Des chercheurs de l'université Emory ont découvert qu'une activité cérébrale et musculaire excessive lors de légers déséquilibres contribue à une moins bonne récupération de l'équilibre chez les personnes âgées, y compris celles atteintes de la maladie de Parkinson. L'étude, publiée dans eNeuro, révèle que s'efforcer davantage de trouver l'équilibre peut en réalité augmenter le risque de chute. La raideur simultanée des muscles opposés nuit davantage à la stabilité.

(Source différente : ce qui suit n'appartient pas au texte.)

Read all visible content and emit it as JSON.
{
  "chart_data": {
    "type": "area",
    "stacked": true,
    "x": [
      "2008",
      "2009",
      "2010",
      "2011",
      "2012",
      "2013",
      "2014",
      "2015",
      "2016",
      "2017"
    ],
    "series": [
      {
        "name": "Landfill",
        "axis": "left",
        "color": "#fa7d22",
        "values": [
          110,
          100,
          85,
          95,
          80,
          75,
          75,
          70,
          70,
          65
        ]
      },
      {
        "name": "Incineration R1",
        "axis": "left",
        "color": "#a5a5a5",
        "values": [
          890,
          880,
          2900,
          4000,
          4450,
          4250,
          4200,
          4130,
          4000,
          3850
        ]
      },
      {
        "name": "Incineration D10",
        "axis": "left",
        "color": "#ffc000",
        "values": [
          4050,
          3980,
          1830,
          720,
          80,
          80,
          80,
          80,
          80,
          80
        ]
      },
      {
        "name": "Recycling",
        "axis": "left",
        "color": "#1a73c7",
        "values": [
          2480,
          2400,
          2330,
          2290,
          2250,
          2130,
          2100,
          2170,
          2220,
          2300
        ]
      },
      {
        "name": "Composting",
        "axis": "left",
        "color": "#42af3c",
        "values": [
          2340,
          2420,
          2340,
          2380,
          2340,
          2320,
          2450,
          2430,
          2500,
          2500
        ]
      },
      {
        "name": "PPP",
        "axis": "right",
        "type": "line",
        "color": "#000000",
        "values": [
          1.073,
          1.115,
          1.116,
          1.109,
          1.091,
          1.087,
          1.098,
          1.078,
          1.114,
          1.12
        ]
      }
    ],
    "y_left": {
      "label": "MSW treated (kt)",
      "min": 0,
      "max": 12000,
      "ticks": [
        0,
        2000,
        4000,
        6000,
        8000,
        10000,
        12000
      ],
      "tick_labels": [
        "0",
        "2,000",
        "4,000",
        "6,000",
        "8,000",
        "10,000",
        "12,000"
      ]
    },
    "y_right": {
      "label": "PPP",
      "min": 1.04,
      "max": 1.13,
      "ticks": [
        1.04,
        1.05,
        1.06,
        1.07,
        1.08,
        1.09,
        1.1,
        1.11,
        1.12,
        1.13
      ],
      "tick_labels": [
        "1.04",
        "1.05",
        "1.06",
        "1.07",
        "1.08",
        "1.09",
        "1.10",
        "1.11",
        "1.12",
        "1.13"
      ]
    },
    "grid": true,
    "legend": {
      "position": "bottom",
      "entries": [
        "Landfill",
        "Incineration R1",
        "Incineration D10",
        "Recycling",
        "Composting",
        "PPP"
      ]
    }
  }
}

Lena Ting, de l'université Emory, et ses collègues ont étudié comment le vieillissement et la maladie de Parkinson influencent les réponses liées à l'équilibre. Lors d'expériences antérieures menées sur des jeunes adultes, une déstabilisation soudaine, telle que tirer un tapis sous leurs pieds, déclenchait des réactions rapides du tronc cérébral et des muscles, suivies de réponses impliquant davantage le cerveau en cas de défis plus sévères. La nouvelle étude s'est concentrée sur des personnes âgées atteintes ou non de la maladie de Parkinson, en utilisant des perturbations similaires. Ils ont observé des réponses cérébrales et une activité musculaire accrues, même pour des déséquilibres mineurs. Lena Ting a déclaré : 'La récupération de l'équilibre demande plus d'énergie et d'engagement de la part du cerveau chez ces populations. Nous avons constaté que, lorsque les gens ont besoin de plus d'activité cérébrale pour s'équilibrer, ils ont une capacité moins robuste à retrouver leur équilibre.' Un modèle notable a émergé : l'activation d'un muscle pour la stabilisation entraînait souvent la co-contraction du muscle opposé, créant une raideur qui réduisait l'efficacité du mouvement et était corrélée à une moins bonne performance en matière d'équilibre. Les résultats suggèrent que cette hyperactivité, plutôt qu'une sous-activité, est à l'origine de nombreux problèmes d'équilibre. Lena Ting a ajouté : 'Nous pourrions être en mesure de déterminer si une personne présente une activité cérébrale accrue simplement en évaluant l'activité musculaire après avoir tiré un tapis sous ses pieds.' L'équipe, comprenant Scott E. Boebinger, Aiden M. Payne, Jifei Xiao, Giovanni Martino, Michael R. Borich et J. Lucas McKay, a publié ses travaux dans eNeuro (DOI: 10.1523/ENEURO.0423-25.2026). Ils proposent d'affiner la méthode pour identifier précocement les individus à risque, permettant ainsi un entraînement ciblé pour prévenir les chutes.